Estamos numa época em que se valoriza extraordinariamente a sinceridade, mas que, por contraste, também é conhecida por tempo dos impostores, da falsidade e da mentira16. Podem ser às vezes impostores “os homens da grande imprensa, que, divulgando indiscrições sensacionalistas e insinuações caluniosas...”, confundem os seus leitores. À “grande imprensa” poder-se-iam acrescentar muitas vezes o cinema, o rádio, a televisão... Estes instrumentos, que pela sua própria natureza devem ser transmissores da verdade, “se forem manipulados por pessoas astutas, à força de bombardearem os receptores com as suas cores sonorizadas e com uma persuasão tanto mais eficaz quanto mais oculta, são capazes de fazer que os filhos acabem por odiar o que os seus pais possuem de melhor, e que as pessoas vejam como branco o que é preto”17.

Sempre que tenhamos esses meios ao nosso alcance, devemos usá-los para fazer com que a verdade chegue à sociedade. E mesmo que não seja esse o caso, existem meios de pelo menos repormos a verdade: uma carta de protesto, uma chamada telefônica, a intervenção num programa de radio ou num programa de auditório... Isso pode permitir que muitos ouçam a doutrina da Igreja sobre assuntos vitais para o bem da sociedade, ou saibam que existem homens de bem que não toleram o ataque leviano ou malévolo aos fundamentos morais do ser humano. Não permaneçamos passivos e encolhidos, pensando que podemos fazer pouco. Muitos poucos mudam o rumo de uma sociedade.

Ao terminarmos a nossa oração, recorramos a Nossa Senhora para sabermos viver em todo o momento a verdade sem concessões, e para sabermos dá-la a conhecer sem os entraves dos respeitos humanos ou da preguiça, causadores de tantas omissões. Peçamos uma vida sem duplicidade, sem a hipocrisia que Jesus tanto reprovou.

“«Tota pulchra es, Maria, et macula originalis non est in te!» – És toda formosa, Maria, e não há em ti mancha original!, canta alvoroçada a liturgia: não há nEla a menor sombra de duplicidade. Peço diariamente à nossa Mãe que saibamos abrir a alma na direção espiritual, para que a luz da graça ilumine toda a nossa conduta!

“– Se assim lhe suplicarmos, Maria nos obterá a valentia da sinceridade, para que nos cheguemos mais à Trindade Santíssima”18.
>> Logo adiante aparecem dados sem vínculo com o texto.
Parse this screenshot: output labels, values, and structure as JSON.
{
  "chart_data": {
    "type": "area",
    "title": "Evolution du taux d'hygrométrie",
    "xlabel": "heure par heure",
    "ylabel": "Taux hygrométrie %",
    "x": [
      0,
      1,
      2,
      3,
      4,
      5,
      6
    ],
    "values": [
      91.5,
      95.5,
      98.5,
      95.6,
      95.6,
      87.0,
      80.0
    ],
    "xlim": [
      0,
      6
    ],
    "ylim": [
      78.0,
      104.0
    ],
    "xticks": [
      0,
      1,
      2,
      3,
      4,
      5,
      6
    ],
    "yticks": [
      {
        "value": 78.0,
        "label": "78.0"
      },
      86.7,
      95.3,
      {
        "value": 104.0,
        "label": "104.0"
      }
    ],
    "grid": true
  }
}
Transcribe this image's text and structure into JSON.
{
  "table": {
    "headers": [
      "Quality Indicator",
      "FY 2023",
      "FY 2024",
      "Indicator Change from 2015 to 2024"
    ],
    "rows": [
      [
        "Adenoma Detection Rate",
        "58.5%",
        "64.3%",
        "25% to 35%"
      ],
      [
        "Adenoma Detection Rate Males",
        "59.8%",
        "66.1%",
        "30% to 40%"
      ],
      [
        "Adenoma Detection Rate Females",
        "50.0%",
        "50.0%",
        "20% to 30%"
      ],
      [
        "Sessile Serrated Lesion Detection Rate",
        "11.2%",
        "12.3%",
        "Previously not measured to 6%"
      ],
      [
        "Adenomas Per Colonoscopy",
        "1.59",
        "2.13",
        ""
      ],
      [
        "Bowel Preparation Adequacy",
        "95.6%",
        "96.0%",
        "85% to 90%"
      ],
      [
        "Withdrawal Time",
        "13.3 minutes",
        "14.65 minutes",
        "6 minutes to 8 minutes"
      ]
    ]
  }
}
(1) Lc 12, 1-3; (2) cfr. Mt 23, 27; (3) Mt 5, 37; (4) cfr. Ti 1, 8; (5) São Beda, Comentário à Epístola de Tiago, 1, 8; (6) cfr. São Tomás de Aquino, Suma teológica, II-II, q. 109, a. 3, ad 3; (7) Réginald Garrigou-Lagrange, Las tres edades de la vida interior, vol. II; (8) Bem-aventurado Josemaría Escrivá, Sulco, n. 337; (9) Jo 14, 6; (10) cfr. Jo 1, 14; 17; (11) cfr. Jo 18, 37; (12) cfr. Jo 8, 44; (13) cfr. Jo 8, 42 e segs.; (14) Catecismo Romano, III, 9, n. 23; (15) cfr. Jo 1, 47; (16) cfr. Albino Luciani, Ilustríssimos senhores, pág. 141; (17) ibid., págs. 141-142; (18) Bem-aventurado Josemaría Escrivá, Sulco, n. 339.